Internet Sharing has long been Apple’s way of letting you take an internet connection used by your Mac and share it with other people and devices–also called a hotspot. This is useful when you don’t have a Wi-Fi gateway you can use or there’s a restriction that makes your Mac the sole device with an internet hookup. With the reorganization of preferences in macOS Ventura, you might have to hunt down this feature if you need to configure it; consider this a how-to guide for Ventura whether or not you’ve previously set up a macOS hotspot.
Typically, you share a connection coming in over ethernet via Wi-Fi, and that’s what I explain in the steps below. However, you can also share Wi-Fi over ethernet and other combinations.
Open System Settings > General > Sharing. (This is where all the System Preferences > Sharing options migrated to.)
Click the info i icon to the right of the Internet Sharing item.
When prompted, authenticate with Touch ID, via a Watch, or by entering a password.
The dialog that appears should be familiar if you’ve used this feature previously. It’s a very slightly modified version of what’s built in to macOS for many years. From the “Share your connection from” pop-up menu, select your ethernet adapter.

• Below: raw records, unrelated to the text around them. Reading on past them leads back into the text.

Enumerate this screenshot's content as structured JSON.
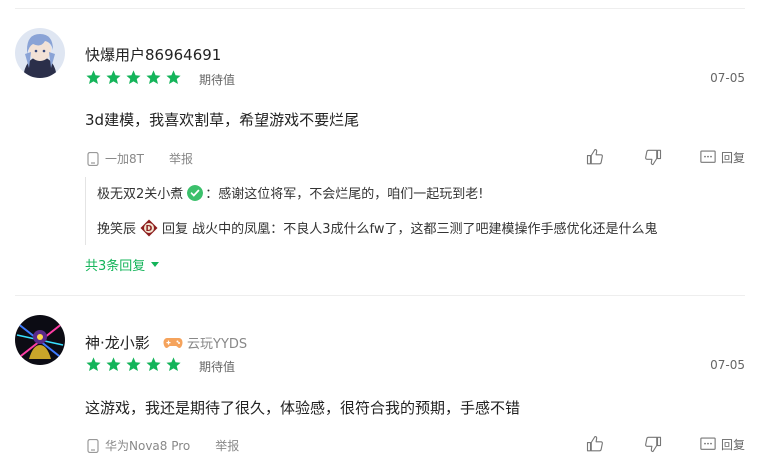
{
  "reviews": [
    {
      "username": "快爆用户86964691",
      "stars": 5,
      "rating_label": "期待值",
      "date": "07-05",
      "content": "3d建模，我喜欢割草，希望游戏不要烂尾",
      "device": "一加8T",
      "report_label": "举报",
      "reply_label": "回复",
      "replies": [
        {
          "author": "极无双2关小煮",
          "separator": "：",
          "text": "感谢这位将军，不会烂尾的，咱们一起玩到老!"
        },
        {
          "author": "挽笑辰",
          "reply_word": "回复",
          "target": "战火中的凤凰",
          "separator": "：",
          "text": "不良人3成什么fw了，这都三测了吧建模操作手感优化还是什么鬼"
        }
      ],
      "more_replies": "共3条回复"
    },
    {
      "username": "神·龙小影",
      "badge": "云玩YYDS",
      "stars": 5,
      "rating_label": "期待值",
      "date": "07-05",
      "content": "这游戏，我还是期待了很久，体验感，很符合我的预期，手感不错",
      "device": "华为Nova8 Pro",
      "report_label": "举报",
      "reply_label": "回复"
    }
  ],
  "colors": {
    "star": "#14b45a",
    "accent": "#14b45a",
    "verified": "#3bc06b",
    "divider": "#eeeeee"
  },
  "icons": [
    "phone-icon",
    "thumbs-up-icon",
    "thumbs-down-icon",
    "comment-icon",
    "verified-icon",
    "d-badge-icon",
    "gamepad-icon",
    "caret-down-icon"
  ]
}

In the “To computers using” list, check the Wi-Fi box.
Click the Wi-Fi Options button at the bottom of the dialog.
Enter a name, pick a channel (see advice below), and set Security and a password (see more advice below).
Click OK and click Done.
Click the switch next to Internet Sharing to enable this connection sharing.

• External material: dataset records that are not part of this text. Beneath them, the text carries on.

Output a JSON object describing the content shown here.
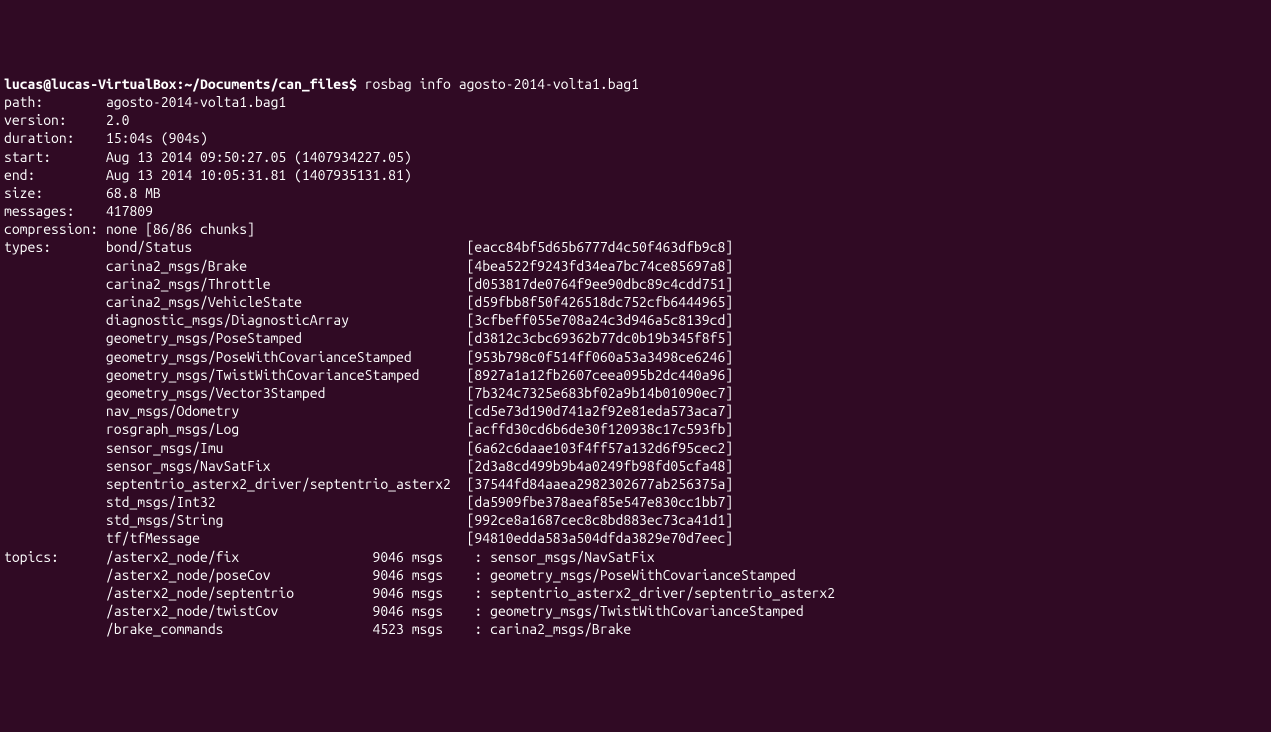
{
  "prompt": {
    "user_host": "lucas@lucas-VirtualBox",
    "path": "~/Documents/can_files",
    "command": "rosbag info agosto-2014-volta1.bag1"
  },
  "info": {
    "path": "agosto-2014-volta1.bag1",
    "version": "2.0",
    "duration": "15:04s (904s)",
    "start": "Aug 13 2014 09:50:27.05 (1407934227.05)",
    "end": "Aug 13 2014 10:05:31.81 (1407935131.81)",
    "size": "68.8 MB",
    "messages": "417809",
    "compression": "none [86/86 chunks]"
  },
  "types": [
    {
      "name": "bond/Status",
      "hash": "[eacc84bf5d65b6777d4c50f463dfb9c8]"
    },
    {
      "name": "carina2_msgs/Brake",
      "hash": "[4bea522f9243fd34ea7bc74ce85697a8]"
    },
    {
      "name": "carina2_msgs/Throttle",
      "hash": "[d053817de0764f9ee90dbc89c4cdd751]"
    },
    {
      "name": "carina2_msgs/VehicleState",
      "hash": "[d59fbb8f50f426518dc752cfb6444965]"
    },
    {
      "name": "diagnostic_msgs/DiagnosticArray",
      "hash": "[3cfbeff055e708a24c3d946a5c8139cd]"
    },
    {
      "name": "geometry_msgs/PoseStamped",
      "hash": "[d3812c3cbc69362b77dc0b19b345f8f5]"
    },
    {
      "name": "geometry_msgs/PoseWithCovarianceStamped",
      "hash": "[953b798c0f514ff060a53a3498ce6246]"
    },
    {
      "name": "geometry_msgs/TwistWithCovarianceStamped",
      "hash": "[8927a1a12fb2607ceea095b2dc440a96]"
    },
    {
      "name": "geometry_msgs/Vector3Stamped",
      "hash": "[7b324c7325e683bf02a9b14b01090ec7]"
    },
    {
      "name": "nav_msgs/Odometry",
      "hash": "[cd5e73d190d741a2f92e81eda573aca7]"
    },
    {
      "name": "rosgraph_msgs/Log",
      "hash": "[acffd30cd6b6de30f120938c17c593fb]"
    },
    {
      "name": "sensor_msgs/Imu",
      "hash": "[6a62c6daae103f4ff57a132d6f95cec2]"
    },
    {
      "name": "sensor_msgs/NavSatFix",
      "hash": "[2d3a8cd499b9b4a0249fb98fd05cfa48]"
    },
    {
      "name": "septentrio_asterx2_driver/septentrio_asterx2",
      "hash": "[37544fd84aaea2982302677ab256375a]"
    },
    {
      "name": "std_msgs/Int32",
      "hash": "[da5909fbe378aeaf85e547e830cc1bb7]"
    },
    {
      "name": "std_msgs/String",
      "hash": "[992ce8a1687cec8c8bd883ec73ca41d1]"
    },
    {
      "name": "tf/tfMessage",
      "hash": "[94810edda583a504dfda3829e70d7eec]"
    }
  ],
  "topics": [
    {
      "topic": "/asterx2_node/fix",
      "count": "9046",
      "type": "sensor_msgs/NavSatFix"
    },
    {
      "topic": "/asterx2_node/poseCov",
      "count": "9046",
      "type": "geometry_msgs/PoseWithCovarianceStamped"
    },
    {
      "topic": "/asterx2_node/septentrio",
      "count": "9046",
      "type": "septentrio_asterx2_driver/septentrio_asterx2"
    },
    {
      "topic": "/asterx2_node/twistCov",
      "count": "9046",
      "type": "geometry_msgs/TwistWithCovarianceStamped"
    },
    {
      "topic": "/brake_commands",
      "count": "4523",
      "type": "carina2_msgs/Brake"
    }
  ],
  "labels": {
    "path": "path:",
    "version": "version:",
    "duration": "duration:",
    "start": "start:",
    "end": "end:",
    "size": "size:",
    "messages": "messages:",
    "compression": "compression:",
    "types": "types:",
    "topics": "topics:",
    "msgs": "msgs",
    "colon": ":"
  }
}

Read the warning and click Start.
(Apple hasn’t rethought this message for many, many years. It ends with the odd advice for home users, the most likely to use it, to “Contact your system administrator before turning on Internet sharing”!)
Apple doesn’t let you share Wi-Fi to Wi-Fi, as macOS doesn’t include the capability to create virtual Wi-Fi networks, an option required to both connect to a Wi-Fi network and create a separate one.
In step 7 above, choose a high-numbered channel (36, 40, 44, or 48) for greater range than the low-numbered channels (1, 6, 11). The high-numbered channels use the 5GHz frequency band, available on all mainstream electronics, including all Apple hardware, for many years. If you have older gear that can only use 2.4GHz connections, choose 1, 6, or 11.
For Security, Apple offers WPA2/WPA3 Personal or WPA3 Personal. In most cases, pick WPA2/WPA3 for compatibility. WPA3 is widely available but appears mostly in hardware released in the last few years. From a security standpoint, it’s not substantially different than WPA2.